In 2016, Wilmar’s sugar division posted a 33 per cent year-over-year increase in revenue to $US5.9 billion, “an outstanding set of results,” according to the company, partly because of higher sugar prices. It earned $US125 million from the sugar business last year, for a profit margin of 2.1 per cent.
Wilmar entered the sugar market in 2010 through a $US1.5 billion takeover of Australia’s largest sugar producer Sucrogen Ltd, now known as Wilmar Sugar Australia, which owns eight sugar mills in Queensland and which says it is Australia’s largest raw sugar producer, according to its website.
It then hired Mr Bohbot, who has a long career in sugar trading, from a rival and tasked him with expanding the sugar business internationally.
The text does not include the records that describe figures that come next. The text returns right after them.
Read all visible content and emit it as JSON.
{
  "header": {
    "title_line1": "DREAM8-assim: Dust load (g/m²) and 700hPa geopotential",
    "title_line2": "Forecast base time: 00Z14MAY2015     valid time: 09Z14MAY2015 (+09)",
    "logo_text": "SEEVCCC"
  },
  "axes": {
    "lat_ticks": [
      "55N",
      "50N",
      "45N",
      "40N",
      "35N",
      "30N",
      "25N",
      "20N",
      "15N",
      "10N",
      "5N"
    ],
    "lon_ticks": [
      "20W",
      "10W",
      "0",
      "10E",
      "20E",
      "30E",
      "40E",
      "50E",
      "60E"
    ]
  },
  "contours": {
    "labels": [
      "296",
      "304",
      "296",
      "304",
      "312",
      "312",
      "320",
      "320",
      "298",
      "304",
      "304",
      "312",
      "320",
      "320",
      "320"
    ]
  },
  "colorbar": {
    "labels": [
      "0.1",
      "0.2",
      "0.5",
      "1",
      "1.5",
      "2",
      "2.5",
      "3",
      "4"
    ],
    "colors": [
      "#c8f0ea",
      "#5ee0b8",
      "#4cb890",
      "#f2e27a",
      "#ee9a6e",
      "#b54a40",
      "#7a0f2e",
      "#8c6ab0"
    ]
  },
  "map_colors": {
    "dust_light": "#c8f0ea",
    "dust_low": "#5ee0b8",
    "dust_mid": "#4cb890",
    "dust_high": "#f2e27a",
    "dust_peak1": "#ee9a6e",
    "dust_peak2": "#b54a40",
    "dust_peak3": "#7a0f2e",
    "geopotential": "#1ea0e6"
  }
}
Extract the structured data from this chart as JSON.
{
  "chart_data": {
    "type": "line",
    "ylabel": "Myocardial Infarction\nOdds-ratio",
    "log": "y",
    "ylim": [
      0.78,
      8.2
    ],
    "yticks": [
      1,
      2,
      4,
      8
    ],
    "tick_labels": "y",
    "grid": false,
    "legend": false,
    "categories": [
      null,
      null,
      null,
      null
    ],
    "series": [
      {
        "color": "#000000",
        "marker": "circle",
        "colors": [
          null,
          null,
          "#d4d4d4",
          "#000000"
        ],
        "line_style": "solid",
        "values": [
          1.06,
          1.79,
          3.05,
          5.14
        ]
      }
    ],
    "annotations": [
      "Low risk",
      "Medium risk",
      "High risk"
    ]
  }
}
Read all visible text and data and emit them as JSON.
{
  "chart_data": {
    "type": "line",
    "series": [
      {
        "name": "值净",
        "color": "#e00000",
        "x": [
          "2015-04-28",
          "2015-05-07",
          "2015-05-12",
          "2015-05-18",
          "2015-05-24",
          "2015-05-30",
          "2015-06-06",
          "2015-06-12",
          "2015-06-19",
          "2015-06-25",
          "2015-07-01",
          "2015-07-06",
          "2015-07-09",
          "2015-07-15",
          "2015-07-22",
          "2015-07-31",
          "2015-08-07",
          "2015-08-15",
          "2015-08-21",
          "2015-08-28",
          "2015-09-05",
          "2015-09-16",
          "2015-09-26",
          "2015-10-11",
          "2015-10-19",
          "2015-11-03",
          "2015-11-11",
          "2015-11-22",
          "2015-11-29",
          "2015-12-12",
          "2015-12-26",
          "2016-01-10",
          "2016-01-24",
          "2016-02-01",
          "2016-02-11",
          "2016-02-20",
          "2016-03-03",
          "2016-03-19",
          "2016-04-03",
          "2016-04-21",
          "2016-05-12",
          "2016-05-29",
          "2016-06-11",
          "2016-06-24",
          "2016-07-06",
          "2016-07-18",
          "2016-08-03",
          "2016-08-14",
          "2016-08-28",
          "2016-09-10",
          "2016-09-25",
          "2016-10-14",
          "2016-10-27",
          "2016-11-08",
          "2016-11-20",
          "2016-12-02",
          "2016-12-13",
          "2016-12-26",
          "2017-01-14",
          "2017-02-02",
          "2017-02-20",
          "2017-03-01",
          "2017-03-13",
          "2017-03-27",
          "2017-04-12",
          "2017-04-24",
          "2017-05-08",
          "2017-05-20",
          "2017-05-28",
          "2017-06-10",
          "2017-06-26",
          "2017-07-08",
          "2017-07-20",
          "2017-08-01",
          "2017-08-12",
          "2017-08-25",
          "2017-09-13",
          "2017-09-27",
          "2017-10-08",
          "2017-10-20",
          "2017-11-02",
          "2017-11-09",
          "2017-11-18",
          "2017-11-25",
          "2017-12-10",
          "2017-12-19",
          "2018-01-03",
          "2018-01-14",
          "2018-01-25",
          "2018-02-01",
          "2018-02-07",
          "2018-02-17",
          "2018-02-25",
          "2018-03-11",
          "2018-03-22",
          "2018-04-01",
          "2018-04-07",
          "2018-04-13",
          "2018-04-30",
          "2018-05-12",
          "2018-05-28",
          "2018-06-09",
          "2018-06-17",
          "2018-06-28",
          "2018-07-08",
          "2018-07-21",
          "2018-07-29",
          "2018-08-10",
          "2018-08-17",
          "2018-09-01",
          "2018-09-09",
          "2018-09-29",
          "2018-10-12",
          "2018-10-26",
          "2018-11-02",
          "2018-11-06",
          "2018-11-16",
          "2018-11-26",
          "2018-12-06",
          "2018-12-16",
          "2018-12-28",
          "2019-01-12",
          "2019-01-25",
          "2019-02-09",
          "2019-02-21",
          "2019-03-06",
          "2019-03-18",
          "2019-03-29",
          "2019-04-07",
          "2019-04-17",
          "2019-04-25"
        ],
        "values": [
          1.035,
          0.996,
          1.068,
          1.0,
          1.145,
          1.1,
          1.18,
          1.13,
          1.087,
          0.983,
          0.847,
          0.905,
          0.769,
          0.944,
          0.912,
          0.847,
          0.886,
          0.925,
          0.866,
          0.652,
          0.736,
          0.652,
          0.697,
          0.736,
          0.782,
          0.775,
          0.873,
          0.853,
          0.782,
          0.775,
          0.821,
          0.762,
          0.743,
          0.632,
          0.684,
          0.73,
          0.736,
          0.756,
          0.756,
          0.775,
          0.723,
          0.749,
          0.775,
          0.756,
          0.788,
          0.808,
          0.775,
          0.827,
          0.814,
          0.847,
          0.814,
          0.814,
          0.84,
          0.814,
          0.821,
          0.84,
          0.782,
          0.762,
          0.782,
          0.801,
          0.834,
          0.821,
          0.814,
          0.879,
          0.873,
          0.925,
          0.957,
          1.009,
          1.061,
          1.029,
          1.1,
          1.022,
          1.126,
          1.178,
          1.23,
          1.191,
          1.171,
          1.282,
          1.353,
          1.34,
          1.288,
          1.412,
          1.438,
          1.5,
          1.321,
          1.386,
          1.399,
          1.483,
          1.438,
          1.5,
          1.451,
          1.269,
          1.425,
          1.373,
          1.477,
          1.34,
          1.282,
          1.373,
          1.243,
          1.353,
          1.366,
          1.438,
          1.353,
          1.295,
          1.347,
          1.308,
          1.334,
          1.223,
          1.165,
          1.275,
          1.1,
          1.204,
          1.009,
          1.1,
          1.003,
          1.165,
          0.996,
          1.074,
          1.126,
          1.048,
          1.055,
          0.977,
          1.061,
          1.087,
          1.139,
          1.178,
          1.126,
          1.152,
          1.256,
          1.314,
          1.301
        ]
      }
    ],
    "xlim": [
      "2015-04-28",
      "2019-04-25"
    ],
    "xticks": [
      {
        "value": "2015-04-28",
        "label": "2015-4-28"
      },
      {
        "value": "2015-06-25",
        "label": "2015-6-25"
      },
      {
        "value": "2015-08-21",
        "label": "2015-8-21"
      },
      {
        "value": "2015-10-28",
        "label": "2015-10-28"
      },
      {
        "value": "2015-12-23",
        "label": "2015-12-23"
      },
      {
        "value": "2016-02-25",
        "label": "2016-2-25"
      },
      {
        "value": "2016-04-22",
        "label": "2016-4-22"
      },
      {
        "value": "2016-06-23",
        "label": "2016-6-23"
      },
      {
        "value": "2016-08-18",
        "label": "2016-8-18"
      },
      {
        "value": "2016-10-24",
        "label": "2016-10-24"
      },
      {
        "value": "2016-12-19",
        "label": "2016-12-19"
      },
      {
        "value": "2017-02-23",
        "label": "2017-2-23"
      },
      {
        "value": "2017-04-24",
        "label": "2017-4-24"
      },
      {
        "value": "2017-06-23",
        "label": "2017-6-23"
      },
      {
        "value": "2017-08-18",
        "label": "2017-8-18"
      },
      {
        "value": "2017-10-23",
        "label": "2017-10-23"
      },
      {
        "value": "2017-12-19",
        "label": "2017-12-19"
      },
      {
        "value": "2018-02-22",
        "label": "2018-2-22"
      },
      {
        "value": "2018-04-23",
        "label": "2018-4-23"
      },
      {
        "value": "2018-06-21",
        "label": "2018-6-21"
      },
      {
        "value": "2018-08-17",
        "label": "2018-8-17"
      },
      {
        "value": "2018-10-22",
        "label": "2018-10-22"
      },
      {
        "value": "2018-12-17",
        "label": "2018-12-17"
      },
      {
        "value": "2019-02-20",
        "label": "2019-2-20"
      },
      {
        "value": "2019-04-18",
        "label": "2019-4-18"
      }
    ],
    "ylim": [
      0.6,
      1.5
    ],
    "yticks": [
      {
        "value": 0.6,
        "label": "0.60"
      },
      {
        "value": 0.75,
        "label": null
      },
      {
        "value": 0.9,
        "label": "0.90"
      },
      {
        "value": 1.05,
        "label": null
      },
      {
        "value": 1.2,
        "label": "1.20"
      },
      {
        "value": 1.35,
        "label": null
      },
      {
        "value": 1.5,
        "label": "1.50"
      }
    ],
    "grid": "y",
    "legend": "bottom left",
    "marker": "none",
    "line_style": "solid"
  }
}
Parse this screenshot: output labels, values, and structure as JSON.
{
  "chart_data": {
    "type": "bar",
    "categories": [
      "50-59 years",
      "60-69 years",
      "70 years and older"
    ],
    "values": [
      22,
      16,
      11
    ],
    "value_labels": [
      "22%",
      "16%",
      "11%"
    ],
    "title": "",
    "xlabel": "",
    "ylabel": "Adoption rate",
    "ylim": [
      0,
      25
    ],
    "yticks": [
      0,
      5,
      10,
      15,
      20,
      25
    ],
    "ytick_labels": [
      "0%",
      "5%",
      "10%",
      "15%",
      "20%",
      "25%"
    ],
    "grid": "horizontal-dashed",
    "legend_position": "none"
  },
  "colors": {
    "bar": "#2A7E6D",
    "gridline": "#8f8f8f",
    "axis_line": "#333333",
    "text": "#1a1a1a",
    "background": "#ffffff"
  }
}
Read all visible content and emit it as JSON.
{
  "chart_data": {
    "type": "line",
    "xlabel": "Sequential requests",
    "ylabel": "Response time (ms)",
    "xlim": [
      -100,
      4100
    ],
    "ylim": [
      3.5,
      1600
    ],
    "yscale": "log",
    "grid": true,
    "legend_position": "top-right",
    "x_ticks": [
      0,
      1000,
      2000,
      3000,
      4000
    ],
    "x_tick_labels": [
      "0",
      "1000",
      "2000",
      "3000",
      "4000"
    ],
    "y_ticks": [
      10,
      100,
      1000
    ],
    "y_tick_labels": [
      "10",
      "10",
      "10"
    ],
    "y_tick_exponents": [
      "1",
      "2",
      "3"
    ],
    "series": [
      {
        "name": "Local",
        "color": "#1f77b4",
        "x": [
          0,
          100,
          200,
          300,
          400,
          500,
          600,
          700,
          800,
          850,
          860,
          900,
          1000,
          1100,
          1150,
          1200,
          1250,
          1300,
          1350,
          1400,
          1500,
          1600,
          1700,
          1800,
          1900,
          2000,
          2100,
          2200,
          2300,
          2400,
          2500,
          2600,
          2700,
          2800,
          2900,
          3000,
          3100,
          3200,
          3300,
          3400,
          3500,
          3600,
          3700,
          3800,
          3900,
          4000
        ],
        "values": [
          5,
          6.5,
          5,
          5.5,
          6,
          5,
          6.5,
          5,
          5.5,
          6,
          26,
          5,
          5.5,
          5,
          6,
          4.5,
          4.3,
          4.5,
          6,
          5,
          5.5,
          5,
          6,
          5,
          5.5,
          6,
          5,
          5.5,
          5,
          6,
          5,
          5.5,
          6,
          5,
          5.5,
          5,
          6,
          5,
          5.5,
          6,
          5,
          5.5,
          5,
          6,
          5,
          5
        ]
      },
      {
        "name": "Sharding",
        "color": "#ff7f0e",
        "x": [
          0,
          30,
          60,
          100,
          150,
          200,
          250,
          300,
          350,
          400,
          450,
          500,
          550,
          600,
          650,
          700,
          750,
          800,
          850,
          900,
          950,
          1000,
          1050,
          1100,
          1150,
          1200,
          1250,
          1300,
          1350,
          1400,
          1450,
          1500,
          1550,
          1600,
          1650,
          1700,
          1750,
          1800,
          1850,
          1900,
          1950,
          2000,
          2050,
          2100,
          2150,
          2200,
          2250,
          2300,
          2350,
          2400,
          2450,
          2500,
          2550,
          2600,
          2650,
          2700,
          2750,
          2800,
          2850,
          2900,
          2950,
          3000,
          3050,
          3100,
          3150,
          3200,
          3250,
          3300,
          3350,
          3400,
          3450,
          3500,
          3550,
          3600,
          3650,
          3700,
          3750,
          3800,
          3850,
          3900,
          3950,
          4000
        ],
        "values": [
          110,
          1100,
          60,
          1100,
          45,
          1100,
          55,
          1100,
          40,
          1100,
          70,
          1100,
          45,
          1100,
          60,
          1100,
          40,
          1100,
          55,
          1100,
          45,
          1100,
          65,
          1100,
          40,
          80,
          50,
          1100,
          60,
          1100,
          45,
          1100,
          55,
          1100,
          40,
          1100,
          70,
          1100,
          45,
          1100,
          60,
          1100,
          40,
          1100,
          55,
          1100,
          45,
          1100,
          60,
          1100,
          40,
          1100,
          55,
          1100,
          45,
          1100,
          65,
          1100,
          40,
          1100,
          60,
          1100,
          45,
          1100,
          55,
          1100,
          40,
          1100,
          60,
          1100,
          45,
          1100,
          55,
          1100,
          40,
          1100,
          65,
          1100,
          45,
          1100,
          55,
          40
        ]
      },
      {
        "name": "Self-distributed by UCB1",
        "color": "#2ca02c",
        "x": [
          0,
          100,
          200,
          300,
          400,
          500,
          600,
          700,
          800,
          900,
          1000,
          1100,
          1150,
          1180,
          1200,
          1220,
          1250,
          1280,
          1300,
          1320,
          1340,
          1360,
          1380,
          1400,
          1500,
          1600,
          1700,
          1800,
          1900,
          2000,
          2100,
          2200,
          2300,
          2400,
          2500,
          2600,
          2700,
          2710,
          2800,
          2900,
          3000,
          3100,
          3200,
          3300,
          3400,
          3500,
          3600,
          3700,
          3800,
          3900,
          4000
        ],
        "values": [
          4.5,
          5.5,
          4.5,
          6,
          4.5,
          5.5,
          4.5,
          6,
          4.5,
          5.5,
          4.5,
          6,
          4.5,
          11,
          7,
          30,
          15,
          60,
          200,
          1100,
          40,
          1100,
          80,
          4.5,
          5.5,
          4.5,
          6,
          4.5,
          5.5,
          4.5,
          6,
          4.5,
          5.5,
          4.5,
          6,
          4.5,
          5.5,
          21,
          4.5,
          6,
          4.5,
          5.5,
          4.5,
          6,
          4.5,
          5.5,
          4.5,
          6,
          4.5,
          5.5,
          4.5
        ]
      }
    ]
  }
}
Wilmar made many acquisitions and entered into joint ventures with sugar producers and refineries in countries including Indonesia, Myanmar, India and Morocco. Last year the company formed a new venture with a major Brazilian sugar producer — a move likely to increase the volume of sugar it handles.
Frank Jenkins, president of Jenkins Sugar Group, a trading firm in Connecticut, said Wilmar’s large-scale buying of sugar from the futures market “is a symptom of the growth of their business.”